Every business has its slower moments. When they happen, instead of trying to find ways to kill time, use the opportunity to tidy up your website and other marketing materials and toss out the obsolete trash. That way, they’ll be updated when things get busy again.
I rarely find websites that wouldn’t benefit from a bit of housecleaning. Some are the static sites that are just the same as they were when they were launched six years ago. The companies, the products and services, and the people who deliver them may have changed, but the sites are telling the same stories they did when we thought of Corona as a beer. (At least update the copyright dates so your lack of attention isn’t so obvious.)
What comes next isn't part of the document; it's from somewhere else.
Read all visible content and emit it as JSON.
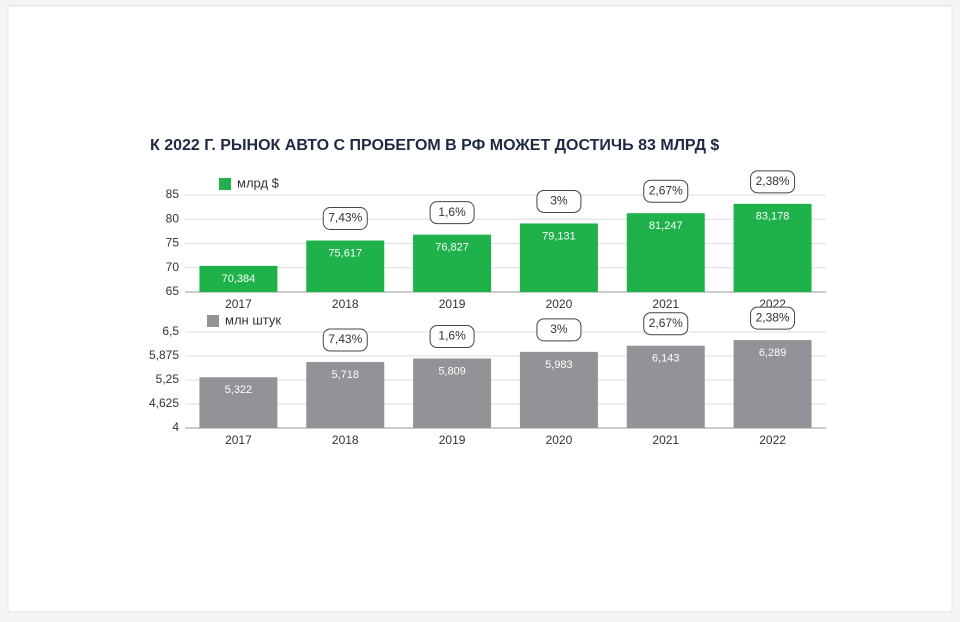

The other primary type is the site that has been regularly updated over time. That’s admirable, but it can create inconsistencies in how material is presented. Sometimes, updates result in contradictory information, because people forget another part of the site references the same thing. The page you’ve updated mentions your $99 service special, but another page offers the same special for $79.
It’s likely the needs of your audience have changed over time. Although it may seem boring to go through your website page by page, doing so will help you identify information that needs to be updated or deleted. It may even trigger new ideas or opportunities you’ll want to pursue. Websites can normally be updated quickly and inexpensively, so at a time when you’re watching every dollar, it’s a move with great ROI.
Don’t stop with your website. If your company has a blog, review what’s posted there and consider your strategy. Is your team making regular posts, or are you like the majority of businesses that began your blogging program eagerly, but soon forgot about the importance of regular updates? If your most recent blog post was from last July, you need to step up your game. Regular posting keeps your key audiences informed, shows them you’re paying attention to developments in your industry, and encourages search engines to rank you highly.
If you’re using case studies to promote your expertise (and if not, why not?), review those you’ve completed. Do they reflect your current business and customer base? Do they promote services or products that have been superseded by newer ones? If they’re still in great shape, consider developing new ones to mirror your current situation.
What about your printed materials? Even in this digital age, most companies still generate stacks of brochures, fact sheets, and other printed materials. And for many of those companies, those printed pieces are gathering dust on a storage room shelf. Now is a good time to take stock of what you have. That pretty brochure may have cost you a pretty penny, but if you haven’t handed one out in two years, maybe it’s time to toss them.
As you look at other materials, you may identify a need to update current pieces. If a fact sheet details last year’s model and leaves off the improvements you rolled out in January, there’s not much use for it. The same is true for materials with outdated logos or photography. Don’t be embarrassed if you find useless items, because every company has a stack somewhere. It’s the business equivalent of those slacks in your closet — the pair you’ll never wear again but refuse to throw away “just in case.”
Taking time to tidy up will also shift your mindset. As you browse through what you’ve done in the past, you may come up with great ideas for supporting your sales and marketing efforts moving forward. Best of all, you’ll be a step ahead of everyone else!